Violence at work
Violence at work Prosecutors say the investigation of a Houston Police Department narcotics unit following a deadly 2019 drug raid has resulted in charges being filed against six ex-officers
By
JUAN A. LOZANO Associated Press
July 2, 2020, 12:30 AM
4 min read
HOUSTON —
The investigation of a Houston Police Department narcotics unit following a deadly 2019 drug raid has resulted in charges being filed against six former officers, who are accused of routinely using false information to get search warrants and of lying on police reports, prosecutors announced on Wednesday.
The work of the narcotics unit has been under scrutiny following the January 2019 drug raid in which Dennis Tuttle, 59, and his wife, Rhogena Nicholas, 58, were killed.
Two former members of the unit — Gerald Goines and Steven Bryant — had previously been charged in state and federal court in the case, including two counts of felony murder filed in state court against Goines.
Harris County District Attorney Kim Ogg announced Wednesday that 15 new felony charges have been filed against Goines and Bryant, as well as four other ex-officers, three who were supervisors. The other ex-officers are Sgt. Clemente Reyna; Sgt. Thomas Wood; Lt. Robert Gonzales; and Officer Hodgie Armstrong.
The supervisors are accused of signing records saying they saw officers pay confidential informants for buying drugs when they did not, Ogg said. The officers are also accused of falsifying government documents to steal money meant for drug buys and falsifying time sheets.
Ogg said the crimes were part of a pattern that eventually resulted in the deadly raid.
“Some will say that this scheme is just mismanagement. It is not. It is long running evidence of graft and corruption than can literally rot an institution from the inside out,” Ogg said.
Nicole DeBorde, Goines’ attorney, said she had not yet seen documentation regarding the new charges but accused Ogg of using the case to get good publicity “after a bad week of press.”
“She is also using this as an opportunity to further damage Mr. Goines’s ability to get a fair trial,” DeBorde said.
An attorney for Bryant did not immediately return an email seeking comment.
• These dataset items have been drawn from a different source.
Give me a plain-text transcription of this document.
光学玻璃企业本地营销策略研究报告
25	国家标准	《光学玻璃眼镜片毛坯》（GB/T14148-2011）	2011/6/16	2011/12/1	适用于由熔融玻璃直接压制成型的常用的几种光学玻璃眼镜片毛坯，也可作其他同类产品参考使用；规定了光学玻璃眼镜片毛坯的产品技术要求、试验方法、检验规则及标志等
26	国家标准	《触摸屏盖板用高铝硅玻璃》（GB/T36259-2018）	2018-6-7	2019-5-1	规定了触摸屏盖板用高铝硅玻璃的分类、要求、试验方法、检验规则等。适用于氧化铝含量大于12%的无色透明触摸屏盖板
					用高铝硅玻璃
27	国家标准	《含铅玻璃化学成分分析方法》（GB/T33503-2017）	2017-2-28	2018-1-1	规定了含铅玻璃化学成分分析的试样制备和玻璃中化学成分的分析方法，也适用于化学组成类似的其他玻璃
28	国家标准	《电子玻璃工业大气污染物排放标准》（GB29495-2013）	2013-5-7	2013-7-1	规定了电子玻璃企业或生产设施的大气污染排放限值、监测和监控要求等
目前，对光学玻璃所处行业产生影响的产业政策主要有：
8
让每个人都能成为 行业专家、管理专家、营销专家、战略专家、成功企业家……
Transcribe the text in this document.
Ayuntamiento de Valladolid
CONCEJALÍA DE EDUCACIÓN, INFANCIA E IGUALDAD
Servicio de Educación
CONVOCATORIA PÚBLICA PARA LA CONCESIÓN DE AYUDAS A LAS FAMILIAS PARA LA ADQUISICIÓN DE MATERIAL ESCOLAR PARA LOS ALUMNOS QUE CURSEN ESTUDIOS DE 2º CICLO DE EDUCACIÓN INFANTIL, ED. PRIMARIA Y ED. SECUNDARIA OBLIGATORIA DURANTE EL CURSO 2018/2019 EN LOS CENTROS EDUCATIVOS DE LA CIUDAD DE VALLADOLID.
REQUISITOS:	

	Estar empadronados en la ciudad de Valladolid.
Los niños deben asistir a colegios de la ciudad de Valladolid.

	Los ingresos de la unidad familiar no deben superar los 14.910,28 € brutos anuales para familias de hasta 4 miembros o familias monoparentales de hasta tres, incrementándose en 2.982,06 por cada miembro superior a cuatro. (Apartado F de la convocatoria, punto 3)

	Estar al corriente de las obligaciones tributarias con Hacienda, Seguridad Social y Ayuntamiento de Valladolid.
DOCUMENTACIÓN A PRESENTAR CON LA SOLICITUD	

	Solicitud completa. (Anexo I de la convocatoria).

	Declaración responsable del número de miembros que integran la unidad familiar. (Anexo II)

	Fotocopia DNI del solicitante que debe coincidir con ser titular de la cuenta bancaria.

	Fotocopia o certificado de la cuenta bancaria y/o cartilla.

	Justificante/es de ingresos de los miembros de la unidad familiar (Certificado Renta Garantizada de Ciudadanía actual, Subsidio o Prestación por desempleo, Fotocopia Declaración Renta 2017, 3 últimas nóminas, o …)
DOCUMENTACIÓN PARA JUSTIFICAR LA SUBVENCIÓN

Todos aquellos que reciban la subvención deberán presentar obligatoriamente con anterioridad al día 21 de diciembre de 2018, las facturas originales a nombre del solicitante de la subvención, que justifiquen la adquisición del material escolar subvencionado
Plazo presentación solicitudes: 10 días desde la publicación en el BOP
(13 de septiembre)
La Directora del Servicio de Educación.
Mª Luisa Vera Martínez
Court records did not list attorneys for the other ex-officers.
In a statement, the Houston Police Officers’ Union called Reyna, Wood Gonzales and Armstrong “victims” of a “political ploy” by a “rogue DA.”
Prosecutors had previously accused Goines, 55, of lying to obtain the warrant to search the home of Tuttle and his wife by claiming that a confidential informant had bought heroin there. Goines later said there was no informant and that he had bought the drugs himself, they allege. Five officers, including Goines, were injured in the raid.
Since the raid, prosecutors have been reviewing thousands of cases handled by the narcotics unit.
One of the cases being reviewed is one involving George Floyd, who pleaded guilty in 2004 and served time in state jail after being arrested on a minor drug charge by Goines. Floyd’s death in May while being arrested by a Minneapolis police officer sparked national protests over racism and police violence.
More than 160 drug convictions tied to Goines have been dismissed by prosecutors. Prosecutors expect more cases will be dismissed.
Earlier Wednesday, the Texas Court of Criminal Appeals declared that one of the individuals whose case was dismissed earlier this year — Otis Mallet — was innocent.
“Police misconduct is at the heart of this case,” the appeals court said in a concurring opinion in Mallet’s case.
All of the individuals in the more than 160 cases that have been dismissed are minorities and the majority are African American, prosecutors have said.
Ogg said the actions of the six ex-officers “had a profoundly negative impact and an unknown cost on the minority communities of Houston who have long been over-represented targets in drug enforcement.”